Dave and I have a lot of projects together. We have The Tracys which is on permanent hiatus but hopefully we’ll get back together at some point. I have a band called The Sparkles. We just released our first EP, the other two guys from The Tracys and me. It’s very different. It’s all originals and It’s kind of a mash-up of 80s synth pop and punk rock if you can imagine. That’s available now on all platforms. Dave and I have another project called WinWin that we did with another collaborator John Bendik who was in a band called Cash Registers which were a punk rock band back in the 90s. I played drums with [John] for a couple of years. We have another project with John, his stage name is Tee Tee Summer, so we did a record that Dave co-wrote with John and I produced with Mike Abiuso at Behind the Curtains Media. Dave and I arranged and played most of the parts on that record. I’m excited to release that at some point it’s about John. John grew up in the rust belt in Pennsylvania. It’s a really powerful and poetic story about his childhood.
Q. Talk about other projects and bands you’ve lent your talents to.

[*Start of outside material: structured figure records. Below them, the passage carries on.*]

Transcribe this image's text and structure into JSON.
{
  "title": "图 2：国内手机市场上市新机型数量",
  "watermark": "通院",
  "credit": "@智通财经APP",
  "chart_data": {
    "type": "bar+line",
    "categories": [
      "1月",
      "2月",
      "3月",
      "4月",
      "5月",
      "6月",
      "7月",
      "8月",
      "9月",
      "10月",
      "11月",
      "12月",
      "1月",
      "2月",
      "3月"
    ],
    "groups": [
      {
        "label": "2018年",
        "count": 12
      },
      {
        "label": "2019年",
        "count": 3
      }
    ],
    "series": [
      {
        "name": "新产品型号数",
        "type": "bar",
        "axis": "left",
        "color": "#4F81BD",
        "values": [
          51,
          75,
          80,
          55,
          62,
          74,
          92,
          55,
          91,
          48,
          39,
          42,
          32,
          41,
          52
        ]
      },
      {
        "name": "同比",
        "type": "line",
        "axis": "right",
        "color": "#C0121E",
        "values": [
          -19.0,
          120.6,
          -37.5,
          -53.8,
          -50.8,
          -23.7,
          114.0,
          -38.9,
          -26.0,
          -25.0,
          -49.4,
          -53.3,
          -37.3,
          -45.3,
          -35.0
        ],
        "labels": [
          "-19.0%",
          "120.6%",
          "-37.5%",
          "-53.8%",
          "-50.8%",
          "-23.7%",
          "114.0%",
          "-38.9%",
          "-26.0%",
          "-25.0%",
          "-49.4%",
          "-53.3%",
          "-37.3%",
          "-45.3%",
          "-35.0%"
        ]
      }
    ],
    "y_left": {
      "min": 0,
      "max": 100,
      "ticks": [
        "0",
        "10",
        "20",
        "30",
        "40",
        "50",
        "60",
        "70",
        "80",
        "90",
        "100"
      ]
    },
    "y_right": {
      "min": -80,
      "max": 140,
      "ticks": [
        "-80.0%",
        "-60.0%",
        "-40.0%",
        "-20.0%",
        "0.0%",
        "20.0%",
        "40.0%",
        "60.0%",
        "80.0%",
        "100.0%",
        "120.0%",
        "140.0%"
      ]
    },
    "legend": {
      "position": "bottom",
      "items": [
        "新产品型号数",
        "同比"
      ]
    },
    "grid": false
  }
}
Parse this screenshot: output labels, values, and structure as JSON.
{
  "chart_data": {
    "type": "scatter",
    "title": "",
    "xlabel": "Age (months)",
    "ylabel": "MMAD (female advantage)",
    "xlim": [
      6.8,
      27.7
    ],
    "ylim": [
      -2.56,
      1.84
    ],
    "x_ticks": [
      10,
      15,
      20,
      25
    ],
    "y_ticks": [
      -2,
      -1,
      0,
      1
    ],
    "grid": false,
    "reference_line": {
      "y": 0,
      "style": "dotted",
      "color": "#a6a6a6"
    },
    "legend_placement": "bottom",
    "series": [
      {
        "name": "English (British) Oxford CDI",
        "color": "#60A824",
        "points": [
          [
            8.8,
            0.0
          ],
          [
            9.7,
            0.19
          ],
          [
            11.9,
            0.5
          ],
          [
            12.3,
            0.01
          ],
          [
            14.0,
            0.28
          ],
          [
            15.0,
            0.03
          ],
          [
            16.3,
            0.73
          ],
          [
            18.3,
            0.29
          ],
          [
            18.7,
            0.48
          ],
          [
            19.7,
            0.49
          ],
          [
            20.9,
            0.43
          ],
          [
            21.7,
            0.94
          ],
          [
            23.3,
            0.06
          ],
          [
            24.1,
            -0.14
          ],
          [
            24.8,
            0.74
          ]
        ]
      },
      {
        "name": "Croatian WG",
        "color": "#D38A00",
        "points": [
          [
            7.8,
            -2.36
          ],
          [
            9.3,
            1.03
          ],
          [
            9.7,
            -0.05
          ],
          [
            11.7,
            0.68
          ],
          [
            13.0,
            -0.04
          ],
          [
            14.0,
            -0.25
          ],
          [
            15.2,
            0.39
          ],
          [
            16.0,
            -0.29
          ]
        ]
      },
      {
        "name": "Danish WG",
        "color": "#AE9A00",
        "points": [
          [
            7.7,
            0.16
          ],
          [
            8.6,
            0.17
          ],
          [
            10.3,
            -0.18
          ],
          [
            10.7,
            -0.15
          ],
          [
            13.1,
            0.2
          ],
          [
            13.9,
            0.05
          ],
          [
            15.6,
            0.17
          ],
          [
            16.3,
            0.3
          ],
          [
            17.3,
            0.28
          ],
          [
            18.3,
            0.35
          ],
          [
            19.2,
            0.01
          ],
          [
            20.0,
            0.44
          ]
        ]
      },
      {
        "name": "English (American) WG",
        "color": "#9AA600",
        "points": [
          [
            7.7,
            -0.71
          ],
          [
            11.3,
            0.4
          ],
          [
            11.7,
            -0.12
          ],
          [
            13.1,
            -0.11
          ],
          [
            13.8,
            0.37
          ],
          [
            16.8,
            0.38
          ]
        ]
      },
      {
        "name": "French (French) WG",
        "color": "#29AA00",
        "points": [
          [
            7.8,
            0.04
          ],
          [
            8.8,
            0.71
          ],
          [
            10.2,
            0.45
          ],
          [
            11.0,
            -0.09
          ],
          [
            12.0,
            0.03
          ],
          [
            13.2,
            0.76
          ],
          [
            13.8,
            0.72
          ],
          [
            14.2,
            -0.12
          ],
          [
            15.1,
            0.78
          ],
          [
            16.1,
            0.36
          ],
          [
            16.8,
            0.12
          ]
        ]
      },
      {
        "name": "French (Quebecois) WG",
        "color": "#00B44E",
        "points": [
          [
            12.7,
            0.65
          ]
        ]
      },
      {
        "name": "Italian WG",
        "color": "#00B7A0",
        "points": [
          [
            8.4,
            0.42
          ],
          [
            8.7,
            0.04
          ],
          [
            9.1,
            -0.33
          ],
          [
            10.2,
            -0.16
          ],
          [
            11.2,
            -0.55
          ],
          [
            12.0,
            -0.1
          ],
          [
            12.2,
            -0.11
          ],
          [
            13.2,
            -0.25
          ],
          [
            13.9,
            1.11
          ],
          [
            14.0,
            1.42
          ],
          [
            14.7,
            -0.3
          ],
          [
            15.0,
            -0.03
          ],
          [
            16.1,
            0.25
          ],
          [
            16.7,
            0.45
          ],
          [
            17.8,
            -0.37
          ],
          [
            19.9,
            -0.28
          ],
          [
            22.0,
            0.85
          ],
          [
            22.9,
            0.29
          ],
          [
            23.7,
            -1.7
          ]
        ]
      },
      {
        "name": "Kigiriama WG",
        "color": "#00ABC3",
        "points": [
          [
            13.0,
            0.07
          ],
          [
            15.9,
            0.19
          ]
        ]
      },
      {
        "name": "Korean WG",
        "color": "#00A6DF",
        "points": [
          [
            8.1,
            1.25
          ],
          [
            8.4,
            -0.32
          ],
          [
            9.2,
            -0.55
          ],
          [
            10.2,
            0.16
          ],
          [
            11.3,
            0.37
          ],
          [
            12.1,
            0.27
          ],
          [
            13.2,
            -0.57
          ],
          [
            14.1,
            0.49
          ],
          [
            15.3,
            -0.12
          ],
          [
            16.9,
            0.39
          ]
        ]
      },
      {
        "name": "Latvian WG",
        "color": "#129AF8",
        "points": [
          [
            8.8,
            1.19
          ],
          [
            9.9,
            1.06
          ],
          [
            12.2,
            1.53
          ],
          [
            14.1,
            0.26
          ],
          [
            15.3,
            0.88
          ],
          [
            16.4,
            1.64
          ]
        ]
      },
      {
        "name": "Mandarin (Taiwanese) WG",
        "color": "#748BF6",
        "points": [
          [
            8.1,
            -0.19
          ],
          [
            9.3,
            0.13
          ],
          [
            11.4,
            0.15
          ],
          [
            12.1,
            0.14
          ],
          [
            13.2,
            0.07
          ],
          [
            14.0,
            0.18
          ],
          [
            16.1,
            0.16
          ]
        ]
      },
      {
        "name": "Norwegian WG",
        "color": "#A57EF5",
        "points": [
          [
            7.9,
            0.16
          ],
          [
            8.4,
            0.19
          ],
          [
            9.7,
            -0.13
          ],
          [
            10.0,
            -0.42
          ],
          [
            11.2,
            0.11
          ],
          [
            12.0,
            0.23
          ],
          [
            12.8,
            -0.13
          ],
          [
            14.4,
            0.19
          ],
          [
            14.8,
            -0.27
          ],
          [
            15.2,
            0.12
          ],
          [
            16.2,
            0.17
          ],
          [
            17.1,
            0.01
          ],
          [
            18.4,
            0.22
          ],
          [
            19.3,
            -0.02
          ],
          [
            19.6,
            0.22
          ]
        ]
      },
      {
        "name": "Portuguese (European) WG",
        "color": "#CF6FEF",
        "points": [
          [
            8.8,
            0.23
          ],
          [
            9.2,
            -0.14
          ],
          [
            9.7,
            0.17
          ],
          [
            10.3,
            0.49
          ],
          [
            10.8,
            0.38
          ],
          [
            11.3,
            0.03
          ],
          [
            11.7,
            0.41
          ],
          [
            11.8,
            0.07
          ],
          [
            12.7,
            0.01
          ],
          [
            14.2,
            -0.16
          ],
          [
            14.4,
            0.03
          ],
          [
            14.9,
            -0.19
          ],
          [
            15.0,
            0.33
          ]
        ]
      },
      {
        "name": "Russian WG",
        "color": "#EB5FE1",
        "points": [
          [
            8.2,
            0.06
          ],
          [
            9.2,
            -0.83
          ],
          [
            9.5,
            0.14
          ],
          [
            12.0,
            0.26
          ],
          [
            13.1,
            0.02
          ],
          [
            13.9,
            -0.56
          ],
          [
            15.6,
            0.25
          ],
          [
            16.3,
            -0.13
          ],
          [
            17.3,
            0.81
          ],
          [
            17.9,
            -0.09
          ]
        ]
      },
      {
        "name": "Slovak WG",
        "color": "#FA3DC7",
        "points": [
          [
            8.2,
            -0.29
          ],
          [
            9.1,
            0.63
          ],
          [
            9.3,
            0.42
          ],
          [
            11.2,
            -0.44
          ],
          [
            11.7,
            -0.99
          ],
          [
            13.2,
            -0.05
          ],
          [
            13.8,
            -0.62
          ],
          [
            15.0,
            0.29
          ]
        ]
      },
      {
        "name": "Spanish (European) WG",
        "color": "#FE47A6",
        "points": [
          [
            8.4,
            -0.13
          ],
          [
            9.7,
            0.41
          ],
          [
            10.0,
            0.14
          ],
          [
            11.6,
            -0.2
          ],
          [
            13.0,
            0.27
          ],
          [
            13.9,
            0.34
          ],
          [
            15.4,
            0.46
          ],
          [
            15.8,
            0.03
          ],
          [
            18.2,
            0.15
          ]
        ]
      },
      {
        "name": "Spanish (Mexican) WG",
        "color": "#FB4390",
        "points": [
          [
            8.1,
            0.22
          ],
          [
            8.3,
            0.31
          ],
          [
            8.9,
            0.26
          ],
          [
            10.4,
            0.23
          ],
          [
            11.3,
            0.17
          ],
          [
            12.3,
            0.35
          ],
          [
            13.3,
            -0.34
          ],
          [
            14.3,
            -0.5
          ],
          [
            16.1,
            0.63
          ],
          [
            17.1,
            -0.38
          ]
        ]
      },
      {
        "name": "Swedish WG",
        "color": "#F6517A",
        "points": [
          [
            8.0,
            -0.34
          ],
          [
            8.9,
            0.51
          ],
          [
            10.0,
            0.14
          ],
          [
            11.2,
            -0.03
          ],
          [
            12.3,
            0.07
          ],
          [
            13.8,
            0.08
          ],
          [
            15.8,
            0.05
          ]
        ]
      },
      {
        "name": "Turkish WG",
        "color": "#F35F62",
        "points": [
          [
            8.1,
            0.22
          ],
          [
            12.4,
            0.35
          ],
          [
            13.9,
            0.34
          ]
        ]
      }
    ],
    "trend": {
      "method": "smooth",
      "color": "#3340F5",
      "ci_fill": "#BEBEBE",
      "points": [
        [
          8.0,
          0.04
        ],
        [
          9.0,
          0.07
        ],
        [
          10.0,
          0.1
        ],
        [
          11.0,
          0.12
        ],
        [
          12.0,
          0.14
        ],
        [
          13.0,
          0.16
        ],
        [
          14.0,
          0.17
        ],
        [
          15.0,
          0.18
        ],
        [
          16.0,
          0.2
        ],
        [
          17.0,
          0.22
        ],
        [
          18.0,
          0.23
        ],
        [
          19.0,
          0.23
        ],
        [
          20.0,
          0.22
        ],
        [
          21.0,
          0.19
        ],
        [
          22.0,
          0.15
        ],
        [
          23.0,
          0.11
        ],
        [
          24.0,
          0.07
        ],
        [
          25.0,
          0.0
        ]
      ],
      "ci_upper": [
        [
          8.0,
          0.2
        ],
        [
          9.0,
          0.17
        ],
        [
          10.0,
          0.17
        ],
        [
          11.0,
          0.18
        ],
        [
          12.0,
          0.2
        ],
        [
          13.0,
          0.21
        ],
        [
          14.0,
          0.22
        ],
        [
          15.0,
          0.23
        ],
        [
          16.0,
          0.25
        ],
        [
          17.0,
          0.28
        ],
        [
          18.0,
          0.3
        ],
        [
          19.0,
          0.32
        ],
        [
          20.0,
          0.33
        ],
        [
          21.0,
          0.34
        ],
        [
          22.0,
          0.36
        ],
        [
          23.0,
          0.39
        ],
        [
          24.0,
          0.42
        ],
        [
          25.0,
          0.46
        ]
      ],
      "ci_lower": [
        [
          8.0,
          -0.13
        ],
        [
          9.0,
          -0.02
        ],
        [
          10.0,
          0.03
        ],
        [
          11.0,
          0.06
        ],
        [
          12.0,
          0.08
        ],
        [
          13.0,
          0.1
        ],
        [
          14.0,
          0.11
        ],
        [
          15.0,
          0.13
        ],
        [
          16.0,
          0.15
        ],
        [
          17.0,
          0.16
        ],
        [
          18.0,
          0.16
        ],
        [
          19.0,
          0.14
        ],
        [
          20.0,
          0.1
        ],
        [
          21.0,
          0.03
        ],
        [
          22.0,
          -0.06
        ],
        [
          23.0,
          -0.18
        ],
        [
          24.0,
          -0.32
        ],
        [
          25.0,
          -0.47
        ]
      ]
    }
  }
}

Going back to my college days I was in a band called The Bohemian Angels which was in Berklee College in Boston. My friend Steve, who was the songwriter of that band, lives in Austin, Texas now and he’s a musician but he’s also a musical mastering guy. He did like Snoop Dogg and a bunch of other people. I was percussion, I was the drummer of that band. It was a kind of punk rock/world music influenced by African artists from the 70s kind of mixed with 80s new wave and punk rock. I went to art school after that and got married young, and had two kids. I was a painter and had a show at the 511 Gallery in Chelsea. I was completely in that world for 23 years. I kind of hit this crossroads and that’s when I formed The Tracy’s with Dave and John and Larry. I have four records that we did during covid from different bands(laughs) that I have to release. I didn’t sit idly by during that time.
Q. What else is in the works for Titanic?
Well I’m working on a 30-minute short that’s on a bigger scale, and that’s gonna be expandable to a feature, hopefully. The next thing [for Titanic] is the record gets released. The video’s going up at the Coney Island Film Festival this weekend. And then it’s just releasing the rest of the EP, which is 7 songs.